Don’t Let the Lights Go Out on Critical Infrastructure Security
As cyberattack prevention becomes an increasingly critical focus of homeland security efforts, industry observers are taking a closer look at the readiness of the nation’s critical infrastructure. Some believe there is reason to worry. Researchers recently revealed that many industrial systems, including some used in public utilities, come with default passwords that are readily available and could be used by hackers to gain remote root access and disrupt services or cause damage. Just last December, at least three of Ukraine’s energy providers suffered cyber attacks that took them offline for about six hours – the first time that a power outage has been directly tied to cybercrime.
On Wednesday, February 3, The Energy Times presented a webcast on this topic, sponsored by Cisco. I was privileged to join a panel of speakers representing the key utility and government leaders responsible for protecting the grid and the American public in a discussion on security challenges in the energy industry and what can be done to further enhance the security of our nation’s power grid.

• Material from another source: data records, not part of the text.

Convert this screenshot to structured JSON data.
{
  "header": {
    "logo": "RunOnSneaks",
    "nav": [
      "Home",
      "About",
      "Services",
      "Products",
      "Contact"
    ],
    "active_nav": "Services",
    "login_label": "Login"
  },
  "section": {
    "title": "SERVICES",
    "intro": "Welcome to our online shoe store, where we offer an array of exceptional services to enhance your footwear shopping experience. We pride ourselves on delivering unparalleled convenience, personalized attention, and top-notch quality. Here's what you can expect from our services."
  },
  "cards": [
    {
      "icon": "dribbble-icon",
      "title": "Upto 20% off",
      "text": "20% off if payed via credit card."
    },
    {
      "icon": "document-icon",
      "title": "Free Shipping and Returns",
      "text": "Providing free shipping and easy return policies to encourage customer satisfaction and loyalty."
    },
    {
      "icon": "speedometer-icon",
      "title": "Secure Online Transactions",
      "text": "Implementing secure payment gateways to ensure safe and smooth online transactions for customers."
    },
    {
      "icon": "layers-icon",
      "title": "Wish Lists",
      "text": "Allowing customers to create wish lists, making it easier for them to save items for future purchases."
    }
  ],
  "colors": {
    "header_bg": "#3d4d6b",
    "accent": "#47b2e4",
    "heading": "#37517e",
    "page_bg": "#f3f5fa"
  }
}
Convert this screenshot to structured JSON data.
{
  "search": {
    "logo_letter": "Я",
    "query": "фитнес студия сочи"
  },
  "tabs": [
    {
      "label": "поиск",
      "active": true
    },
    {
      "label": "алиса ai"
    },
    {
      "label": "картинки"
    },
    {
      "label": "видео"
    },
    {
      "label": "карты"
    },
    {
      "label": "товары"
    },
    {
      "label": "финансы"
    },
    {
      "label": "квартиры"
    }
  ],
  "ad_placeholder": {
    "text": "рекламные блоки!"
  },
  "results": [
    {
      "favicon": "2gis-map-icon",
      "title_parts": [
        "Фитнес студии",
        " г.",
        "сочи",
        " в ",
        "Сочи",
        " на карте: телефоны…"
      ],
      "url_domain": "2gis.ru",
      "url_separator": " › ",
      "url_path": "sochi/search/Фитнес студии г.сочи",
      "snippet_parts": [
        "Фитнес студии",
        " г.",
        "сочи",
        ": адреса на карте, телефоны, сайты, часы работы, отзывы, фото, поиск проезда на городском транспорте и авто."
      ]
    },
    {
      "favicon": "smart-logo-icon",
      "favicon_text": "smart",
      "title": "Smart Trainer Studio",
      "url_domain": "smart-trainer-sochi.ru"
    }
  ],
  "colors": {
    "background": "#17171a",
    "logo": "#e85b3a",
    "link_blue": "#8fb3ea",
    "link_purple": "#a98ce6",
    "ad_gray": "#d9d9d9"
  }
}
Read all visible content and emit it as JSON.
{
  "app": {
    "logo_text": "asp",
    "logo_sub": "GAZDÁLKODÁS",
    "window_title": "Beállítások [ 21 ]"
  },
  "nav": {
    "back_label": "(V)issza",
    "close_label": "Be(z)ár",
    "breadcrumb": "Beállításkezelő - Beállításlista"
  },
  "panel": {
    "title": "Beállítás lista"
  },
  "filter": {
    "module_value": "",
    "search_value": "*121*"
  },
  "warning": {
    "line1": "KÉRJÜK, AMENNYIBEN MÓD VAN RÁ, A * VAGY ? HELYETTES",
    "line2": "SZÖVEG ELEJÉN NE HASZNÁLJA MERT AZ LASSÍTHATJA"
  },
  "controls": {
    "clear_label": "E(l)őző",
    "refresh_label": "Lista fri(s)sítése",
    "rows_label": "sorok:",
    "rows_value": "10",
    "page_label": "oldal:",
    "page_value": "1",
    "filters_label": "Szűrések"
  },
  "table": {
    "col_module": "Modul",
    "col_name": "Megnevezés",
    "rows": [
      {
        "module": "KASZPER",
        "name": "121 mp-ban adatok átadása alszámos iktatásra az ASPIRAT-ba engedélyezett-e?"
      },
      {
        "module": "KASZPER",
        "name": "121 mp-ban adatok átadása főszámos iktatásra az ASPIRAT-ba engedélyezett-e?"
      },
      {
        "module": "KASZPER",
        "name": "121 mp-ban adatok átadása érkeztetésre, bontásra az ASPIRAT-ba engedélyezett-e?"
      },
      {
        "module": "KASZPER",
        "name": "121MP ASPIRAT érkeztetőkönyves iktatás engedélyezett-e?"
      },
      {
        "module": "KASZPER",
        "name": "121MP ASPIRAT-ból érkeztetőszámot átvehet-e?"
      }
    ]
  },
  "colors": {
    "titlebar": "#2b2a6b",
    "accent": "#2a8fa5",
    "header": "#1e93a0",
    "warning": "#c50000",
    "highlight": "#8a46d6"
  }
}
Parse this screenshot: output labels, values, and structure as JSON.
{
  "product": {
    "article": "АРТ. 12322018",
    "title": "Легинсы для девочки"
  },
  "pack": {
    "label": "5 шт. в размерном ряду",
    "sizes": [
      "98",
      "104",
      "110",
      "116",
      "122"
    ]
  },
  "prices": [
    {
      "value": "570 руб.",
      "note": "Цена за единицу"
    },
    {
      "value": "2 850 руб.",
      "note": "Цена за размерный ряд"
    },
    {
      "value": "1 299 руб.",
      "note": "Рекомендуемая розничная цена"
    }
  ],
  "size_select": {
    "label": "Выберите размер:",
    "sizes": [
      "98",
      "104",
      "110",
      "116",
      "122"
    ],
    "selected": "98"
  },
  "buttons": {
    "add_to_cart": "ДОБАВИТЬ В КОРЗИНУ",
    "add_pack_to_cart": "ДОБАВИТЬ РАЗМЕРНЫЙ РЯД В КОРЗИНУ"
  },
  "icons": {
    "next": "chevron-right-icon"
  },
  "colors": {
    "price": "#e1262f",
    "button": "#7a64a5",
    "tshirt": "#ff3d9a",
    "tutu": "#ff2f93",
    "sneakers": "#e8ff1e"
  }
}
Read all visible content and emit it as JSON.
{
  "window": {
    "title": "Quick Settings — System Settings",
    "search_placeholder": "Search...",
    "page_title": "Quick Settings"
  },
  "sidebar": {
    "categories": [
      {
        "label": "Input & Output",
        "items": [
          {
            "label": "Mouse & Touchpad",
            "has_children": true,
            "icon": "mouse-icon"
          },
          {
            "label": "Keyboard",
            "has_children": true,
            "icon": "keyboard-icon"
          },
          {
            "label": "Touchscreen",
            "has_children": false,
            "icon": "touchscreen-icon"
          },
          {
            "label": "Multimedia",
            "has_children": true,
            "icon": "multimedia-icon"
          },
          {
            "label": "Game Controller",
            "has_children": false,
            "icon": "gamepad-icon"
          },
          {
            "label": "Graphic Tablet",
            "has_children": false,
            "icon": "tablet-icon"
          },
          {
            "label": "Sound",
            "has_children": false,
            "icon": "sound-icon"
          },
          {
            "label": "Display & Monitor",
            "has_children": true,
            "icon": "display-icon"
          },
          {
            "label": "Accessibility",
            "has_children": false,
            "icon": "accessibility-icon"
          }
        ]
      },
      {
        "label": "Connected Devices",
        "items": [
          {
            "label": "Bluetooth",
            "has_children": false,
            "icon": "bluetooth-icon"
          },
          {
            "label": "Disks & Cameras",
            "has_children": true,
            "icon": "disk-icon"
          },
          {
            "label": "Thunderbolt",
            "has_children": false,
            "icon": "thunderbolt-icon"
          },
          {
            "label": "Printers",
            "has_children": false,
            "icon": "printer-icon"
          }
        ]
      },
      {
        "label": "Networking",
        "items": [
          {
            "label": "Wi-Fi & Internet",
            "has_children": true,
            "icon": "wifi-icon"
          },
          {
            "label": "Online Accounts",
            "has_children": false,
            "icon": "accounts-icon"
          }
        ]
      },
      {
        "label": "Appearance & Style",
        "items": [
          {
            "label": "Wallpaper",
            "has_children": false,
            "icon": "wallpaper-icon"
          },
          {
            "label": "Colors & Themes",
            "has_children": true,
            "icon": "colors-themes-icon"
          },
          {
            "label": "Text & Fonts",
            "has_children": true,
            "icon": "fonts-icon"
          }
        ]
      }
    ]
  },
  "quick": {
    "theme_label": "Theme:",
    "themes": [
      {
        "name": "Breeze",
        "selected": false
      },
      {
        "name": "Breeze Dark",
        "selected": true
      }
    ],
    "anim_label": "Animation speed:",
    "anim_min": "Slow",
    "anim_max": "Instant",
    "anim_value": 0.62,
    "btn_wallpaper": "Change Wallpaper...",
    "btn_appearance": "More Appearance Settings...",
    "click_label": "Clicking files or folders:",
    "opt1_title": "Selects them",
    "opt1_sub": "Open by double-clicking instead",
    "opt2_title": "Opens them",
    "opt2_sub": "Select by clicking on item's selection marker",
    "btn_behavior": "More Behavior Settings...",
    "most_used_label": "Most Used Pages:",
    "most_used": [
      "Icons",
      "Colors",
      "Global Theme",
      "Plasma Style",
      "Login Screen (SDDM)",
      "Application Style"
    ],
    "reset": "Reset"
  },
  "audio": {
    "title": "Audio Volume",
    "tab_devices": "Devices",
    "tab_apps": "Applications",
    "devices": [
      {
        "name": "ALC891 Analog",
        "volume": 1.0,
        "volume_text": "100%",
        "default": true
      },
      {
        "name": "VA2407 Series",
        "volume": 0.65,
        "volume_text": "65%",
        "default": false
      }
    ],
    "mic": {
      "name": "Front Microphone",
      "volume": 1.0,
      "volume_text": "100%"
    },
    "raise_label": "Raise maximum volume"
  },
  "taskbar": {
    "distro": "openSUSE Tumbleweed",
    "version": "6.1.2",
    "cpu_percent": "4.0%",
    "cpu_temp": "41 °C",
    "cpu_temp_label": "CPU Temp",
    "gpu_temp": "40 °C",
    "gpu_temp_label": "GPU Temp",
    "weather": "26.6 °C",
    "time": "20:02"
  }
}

Some recent publications have narrowly focused only on preparedness for an extended operational failure of critical infrastructure – such as the energy grid – rather than taking a holistic approach to resiliency. But every process needs to be secure – from design, development, implementation and maintenance to end of life. At Cisco, we view value chain security risk from two perspectives. First, we focus on the role of information and communication technology in cyber risk itself. Second, we also focus on the full end-to-end spectrum of the ICT value chain. Accordingly, we’ve developed a framework to build security and trust into the complete value chain.
Creating a firm foundation
The first step in ensuring infrastructure security is to identify the threats. Some of the threats and exposures Cisco has identified include counterfeit, manipulation, espionage and disruption. Organizations and agencies involved with critical infrastructure should keep this in mind as they address comprehensive cybersecurity throughout the industry’s value chain.
Next, we have determined a number of foundational elements that can form a path to comprehensive security:
- Embracing the goal of retaining a supplier’s flexibility to deploy the right security in the right node of its own value chain at the right time.
- Deploying the right security in the right node at the right time in a risk-based manner to ensure economic and operational viability.
- Avoiding new, albeit well intended, standards, certification or accreditation schemes or guidelines. Leveraging those already in place should allow swifter implementation and broader adoption. These include standards in the NERC CIP today, and international standards such as ISO 27001, ISO 20243, the NIST cybersecurity framework and ISO 15408 (the Common Criteria).
- Confidentially weighing the existence and robustness of a supplier’s own value chain security and resiliency programs as part of procurement decisions should serve to move the needle more swiftly while still allowing for the proprietary innovation that suppliers bring to the table.
Core architecture domains
The third step is to build a flexible security architecture that can be shared and serve as a differentiator across the entire value chain. We suggest identifying core domains within the architecture. For us, those domains include security governance, security in manufacturing and operations and third tier partner security, among others. For a complete list, I encourage you to visit a recent NIST case study that goes deeper into these leading Cisco practices.
Leveraging a flexible security architecture can allow all value chain members to collaborate. The use of existing industry taxonomy, a clear architecture and procurement-based validation methods will ensure enhanced risk management while permitting the flexibility and innovation essential to infrastructure security success.